Legalizing Othering: Interview with Laila Abdelaziz

Interview

September 08, 2017

Laila Abdelaziz: Sharia in US Courts and American Laws for American Courts (ALAC)

At the time of interview, Laila Abdelaziz was the Legislative & Government Affairs Director for the Council on American-Islamic Relations Florida. Laila’s work advanced CAIR Florida's mission to challenge Islamophobia and promote civil rights by leading advocacy campaigns that specifically engaged with local, state, and federal governmental agencies and officials.
 
Q1: Historically, have there been other laws or legislative campaigns in the United States that sought to single out a specific religion or group of people based on their religious beliefs?
 
With a nation as diverse as ours, there is definitely a history of either policy or legislative efforts that have targeted religious groups or religious beliefs.
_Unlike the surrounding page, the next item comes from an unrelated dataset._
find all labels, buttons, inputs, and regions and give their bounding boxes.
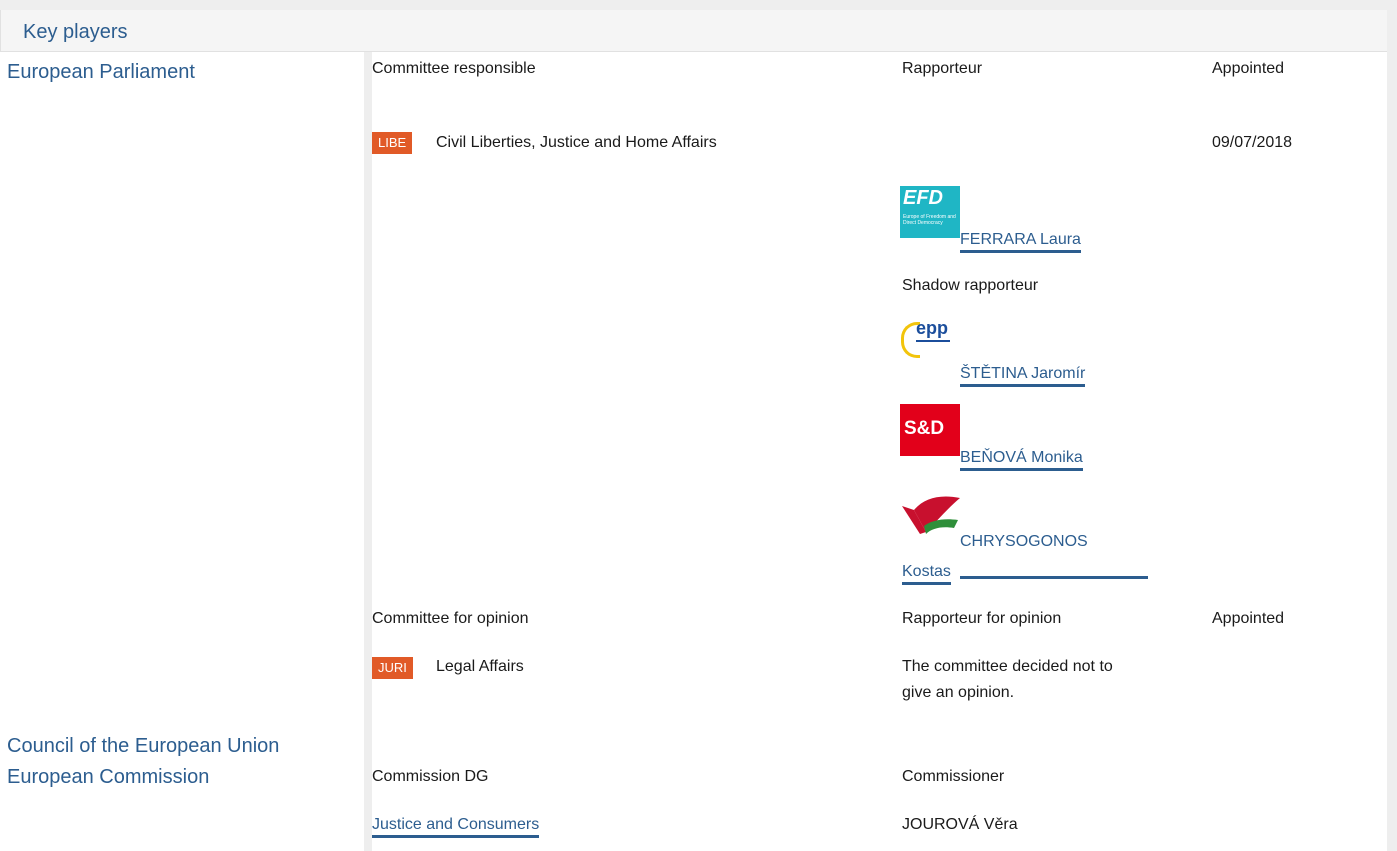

As early as the founding of our nation, there were attempts and public sentiments that tried to exclude Catholics from constitutional protections. The 19th century saw anti-Mormon sentiments rise throughout the country and, later, anti-Semitism increased throughout the early 20th century. But, largely, constitutional protections and religious disestablishment have protected minority faith communities throughout the US from laws that infringe on their rights. There is no example that I am familiar with that compares to the false demonization and miseducation of the US public regarding a faith principle of a minority faith community that has led to as successful of a legislative effort as we have seen with the anti-sharia laws that marginalize American Muslims.
 
Q2: Is it possible to use Sharia in US courts when making judicial decisions? If so, under what circumstances or what context?
 
In order to answer that question, one must first understand what “sharia” is. Within the vast Muslim faith, “sharia” is a simple concept of guidelines to live by. The Arabic word, “sharia,” can best be translated as a “path” or “guidance” and the concept within the Muslim faith includes Islamic guidelines regarding prayer, giving charity, inheritance, marriage, and manners. A common instance American Muslims would seek the application of Islamic guidelines in a US court would be when seeking to honor contracts entered between parties during a divorce or estate planning.  
 
Q3: Are anti-Sharia or anti-foreign laws necessary as judges already have the power to apply state and federal laws in courts?
 
Proponents of anti-sharia laws or foreign law bans have failed to cite any instance of a US judge applying Islamic or foreign law in a way that violates an American’s rights. These laws are not necessary because there simply is no history or record of Islamic or foreign law trumping US constitutional rights in US courts.
 
Not only are anti-Sharia and anti-foreign laws, as they are currently written, unnecessary but these legislative efforts could actually prevent the judicial branch from being able to arbitrate disputes in accordance with the law and tradition chosen by the parties. These laws also challenge judicial discretion, as they are legislative efforts that interfere or could interfere with judicial responsibilities.
 
Q4: What are, or what might we anticipate, are the future effects of states implementing “American Laws for American Courts” amendments or acts?
 
The most immediate impact of legislative efforts to implement ALAC legislation is the marginalization of American Muslim communities. When government officials, and especially legislators, seek to diminish the civil rights of American Muslims by falsely presenting an aspect of the Muslim faith as mutually exclusive to American values, they are misleading their constituents and fostering misunderstanding between neighbors. These efforts do little other than give government-sanctioned credence to misunderstanding, Islamophobia, and bigotry.